Carnaval rima com praia. Pés na areia, indo dormir só depois que o sol desponta no horizonte. Nem gosto do ziriguidum. Gosto do samba por causa da melancolia, não do repique. Defendo o estandarte do bloco zero à esquerda, de quem é perna de pau em qualquer avenida.
Prefiro observar sentado, até na sarjeta, se for o caso, o trânsito dos foliões, as ruas sendo ocupadas, os veículos deixados de lado, a gurizada que brinca, os apaixonados da estação, a chuva de serpentina e a algazarra toda que se desdobra em muitas vozes e coros.
Carnaval nunca será só samba no pé. O Carnaval é também muvuca e polifonia, o vestir e despir de máscaras, a alegoria que seduz, a vertigem da insensatez, a lágrima que desvela a gargalhada, o compasso de espera, a lucidez do canalha, a estupidez do sensato.
Certa feita, num Carnaval juvenil, saí de casa, em Areias Brancas, rumo ao centro de Arroio do Sal com uma câmera de vídeo na mão. Pois é, os telefones não eram smart e serviam apenas pra fazer e receber chamadas ou, no máximo, enviar torpedos.
Passei na casa do Paulo, um cara que eu só via no verão. Sempre tivemos bons papos, ora filosóficos, ora paranoicos, transitando sempre pelas esferas da arte. Especialmente naquele dia, o Paulo parecia estar em sintonia com a atmosfera carnavalesca (algo atípico pra quem vestia uma camiseta do Soundgarden) e, por isso, topou interagir com a galera por onde andávamos, enquanto eu registrava tudo em vídeo.
Entrei na faculdade de Jornalismo uns quatro ou cinco anos depois e lembro de comentar com um professor de sociologia sobre essa história. Curioso, disse que gostaria de assistir ao vídeo pra desenvolver um estudo antropológico a partir disso.

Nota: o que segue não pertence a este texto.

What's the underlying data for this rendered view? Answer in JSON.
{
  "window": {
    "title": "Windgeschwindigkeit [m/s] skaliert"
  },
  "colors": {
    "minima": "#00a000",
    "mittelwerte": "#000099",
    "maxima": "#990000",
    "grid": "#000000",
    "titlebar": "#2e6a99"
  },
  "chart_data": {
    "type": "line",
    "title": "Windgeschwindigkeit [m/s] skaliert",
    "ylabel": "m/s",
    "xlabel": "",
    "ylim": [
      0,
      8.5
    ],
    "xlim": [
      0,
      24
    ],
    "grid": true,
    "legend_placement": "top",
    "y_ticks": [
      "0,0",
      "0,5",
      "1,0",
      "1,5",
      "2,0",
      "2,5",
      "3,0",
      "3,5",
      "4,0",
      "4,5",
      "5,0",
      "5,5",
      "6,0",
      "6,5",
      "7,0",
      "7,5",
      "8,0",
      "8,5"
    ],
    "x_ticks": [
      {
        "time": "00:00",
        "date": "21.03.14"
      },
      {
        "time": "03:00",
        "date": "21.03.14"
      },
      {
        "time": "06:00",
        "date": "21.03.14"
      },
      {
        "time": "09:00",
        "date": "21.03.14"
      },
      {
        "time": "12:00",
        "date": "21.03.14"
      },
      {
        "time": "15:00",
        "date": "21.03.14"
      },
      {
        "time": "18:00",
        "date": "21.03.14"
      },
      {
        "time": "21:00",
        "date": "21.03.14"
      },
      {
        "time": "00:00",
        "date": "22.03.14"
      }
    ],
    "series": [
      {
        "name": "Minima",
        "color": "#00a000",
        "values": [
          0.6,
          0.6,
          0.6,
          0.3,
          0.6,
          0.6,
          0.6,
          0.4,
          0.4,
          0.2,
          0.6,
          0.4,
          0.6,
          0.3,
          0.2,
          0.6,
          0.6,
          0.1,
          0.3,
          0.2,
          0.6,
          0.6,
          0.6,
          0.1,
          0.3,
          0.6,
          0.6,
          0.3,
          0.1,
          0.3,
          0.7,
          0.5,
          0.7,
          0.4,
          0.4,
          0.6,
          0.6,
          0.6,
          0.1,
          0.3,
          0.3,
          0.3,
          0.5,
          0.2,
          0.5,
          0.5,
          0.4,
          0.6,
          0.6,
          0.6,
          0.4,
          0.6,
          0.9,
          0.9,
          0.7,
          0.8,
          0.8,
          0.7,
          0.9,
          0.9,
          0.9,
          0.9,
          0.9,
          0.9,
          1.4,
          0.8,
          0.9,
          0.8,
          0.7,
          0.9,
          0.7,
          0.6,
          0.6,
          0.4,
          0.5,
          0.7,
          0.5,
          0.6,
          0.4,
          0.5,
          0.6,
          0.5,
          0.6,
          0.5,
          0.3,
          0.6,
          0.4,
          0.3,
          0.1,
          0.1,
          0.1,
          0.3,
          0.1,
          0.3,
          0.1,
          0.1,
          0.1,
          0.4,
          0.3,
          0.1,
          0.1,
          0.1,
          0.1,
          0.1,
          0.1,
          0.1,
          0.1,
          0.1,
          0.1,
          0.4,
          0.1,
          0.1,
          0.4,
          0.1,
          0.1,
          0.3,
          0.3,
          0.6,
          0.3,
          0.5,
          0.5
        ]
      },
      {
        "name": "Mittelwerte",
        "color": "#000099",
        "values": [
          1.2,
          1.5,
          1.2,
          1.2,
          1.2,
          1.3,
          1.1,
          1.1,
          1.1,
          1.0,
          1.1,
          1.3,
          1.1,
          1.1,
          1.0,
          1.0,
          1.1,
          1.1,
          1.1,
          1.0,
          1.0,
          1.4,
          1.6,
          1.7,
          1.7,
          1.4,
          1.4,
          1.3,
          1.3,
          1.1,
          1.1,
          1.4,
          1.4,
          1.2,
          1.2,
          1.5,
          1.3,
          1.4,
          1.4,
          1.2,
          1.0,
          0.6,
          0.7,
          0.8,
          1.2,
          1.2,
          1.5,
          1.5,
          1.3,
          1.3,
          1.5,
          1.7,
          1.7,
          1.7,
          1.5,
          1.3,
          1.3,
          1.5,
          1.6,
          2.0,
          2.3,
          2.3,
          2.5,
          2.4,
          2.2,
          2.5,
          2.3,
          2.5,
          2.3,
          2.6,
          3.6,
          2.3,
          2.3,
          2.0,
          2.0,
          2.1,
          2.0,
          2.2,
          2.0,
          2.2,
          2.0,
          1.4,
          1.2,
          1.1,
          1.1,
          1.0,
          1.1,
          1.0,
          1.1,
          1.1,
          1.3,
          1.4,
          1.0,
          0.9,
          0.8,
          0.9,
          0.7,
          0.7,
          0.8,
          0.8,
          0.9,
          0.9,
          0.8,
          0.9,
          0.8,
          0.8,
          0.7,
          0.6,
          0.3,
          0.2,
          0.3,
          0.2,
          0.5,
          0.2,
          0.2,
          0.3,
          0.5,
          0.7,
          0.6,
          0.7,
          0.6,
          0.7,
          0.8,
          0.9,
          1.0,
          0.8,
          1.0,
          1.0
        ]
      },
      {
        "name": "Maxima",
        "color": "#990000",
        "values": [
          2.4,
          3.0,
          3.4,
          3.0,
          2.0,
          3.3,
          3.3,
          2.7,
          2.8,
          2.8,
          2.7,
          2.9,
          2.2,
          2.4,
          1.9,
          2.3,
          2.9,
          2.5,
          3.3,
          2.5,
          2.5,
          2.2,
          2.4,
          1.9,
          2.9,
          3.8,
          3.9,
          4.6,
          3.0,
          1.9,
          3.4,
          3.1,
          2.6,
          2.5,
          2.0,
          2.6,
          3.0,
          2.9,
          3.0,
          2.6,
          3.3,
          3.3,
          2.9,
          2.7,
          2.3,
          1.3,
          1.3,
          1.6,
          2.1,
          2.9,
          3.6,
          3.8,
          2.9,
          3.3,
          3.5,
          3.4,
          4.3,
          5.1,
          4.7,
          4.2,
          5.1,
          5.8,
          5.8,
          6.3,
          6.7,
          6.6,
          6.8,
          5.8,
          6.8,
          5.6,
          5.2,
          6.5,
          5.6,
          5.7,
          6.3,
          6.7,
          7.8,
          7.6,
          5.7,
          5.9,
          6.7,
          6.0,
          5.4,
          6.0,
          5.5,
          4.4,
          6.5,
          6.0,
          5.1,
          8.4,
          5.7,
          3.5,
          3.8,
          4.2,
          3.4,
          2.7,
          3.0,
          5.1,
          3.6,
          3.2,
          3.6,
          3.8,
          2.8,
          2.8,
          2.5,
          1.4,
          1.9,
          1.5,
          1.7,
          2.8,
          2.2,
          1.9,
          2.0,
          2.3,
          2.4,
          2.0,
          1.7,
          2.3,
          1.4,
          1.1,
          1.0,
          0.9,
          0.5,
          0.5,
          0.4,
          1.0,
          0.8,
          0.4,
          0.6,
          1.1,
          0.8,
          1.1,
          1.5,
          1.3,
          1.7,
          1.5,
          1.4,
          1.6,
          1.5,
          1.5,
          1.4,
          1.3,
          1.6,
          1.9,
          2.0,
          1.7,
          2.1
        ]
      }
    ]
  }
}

Nunca levei a fita. Com certeza ele não veria nada de antropológico. Uma das entrevistas, por exemplo, foi com um vampiro. Pois é, um cara fantasiado de vampiro. Nesse caso, fantasia é pleonasmo. O vampiro de Arroio do Sal estava toscamente maquiado, com tinta preta no entorno dos olhos e usava uma dentadura de plástico.
— E aí, vampiro, beleza?
— Como tu descobriu que sou o vampiro?
— É por causa desses dentes afiados.
O vampiro então puxou o Paulo pelo braço, saindo do meio da muvuca, como se quisesse revelar a ele um segredo. Sem desligar a câmera, fui atrás pra saber o que estava rolando. Então o vampiro disse, ao pé do ouvido do Paulo:
— Eu vim hoje pra fazer discípulos. Ninguém tinha me reconhecido até agora. Mas vocês, sim. Me encontrem amanhã, à meia-noite, atrás da igreja de Areias Brancas.
Depois disso, o vampiro sumiu no meio da multidão.
No dia seguinte, revimos a cena bizarra e rimos como crianças. O cara não só vestiu o personagem. Ele era o vampiro. Ele realmente acreditava ter acesso ao mundo das trevas e disse que nos conduziria nessa travessia. Ponderamos ir à meia-noite pra rever o vampiro. Mas ainda tinha a segunda noite de Carnaval. Partimos então pra Arroio do Sal com a câmera na mão.
— Eu vim buscar vocês — disse o vampiro, num rompante, vindo sei lá de onde.
Dessa vez, eu não estava gravando e o Paulo, muito camarada, disse pro cara:
— Tá bom, meu! Vai lá buscar uma ceva pra gente. Ainda é Carnaval.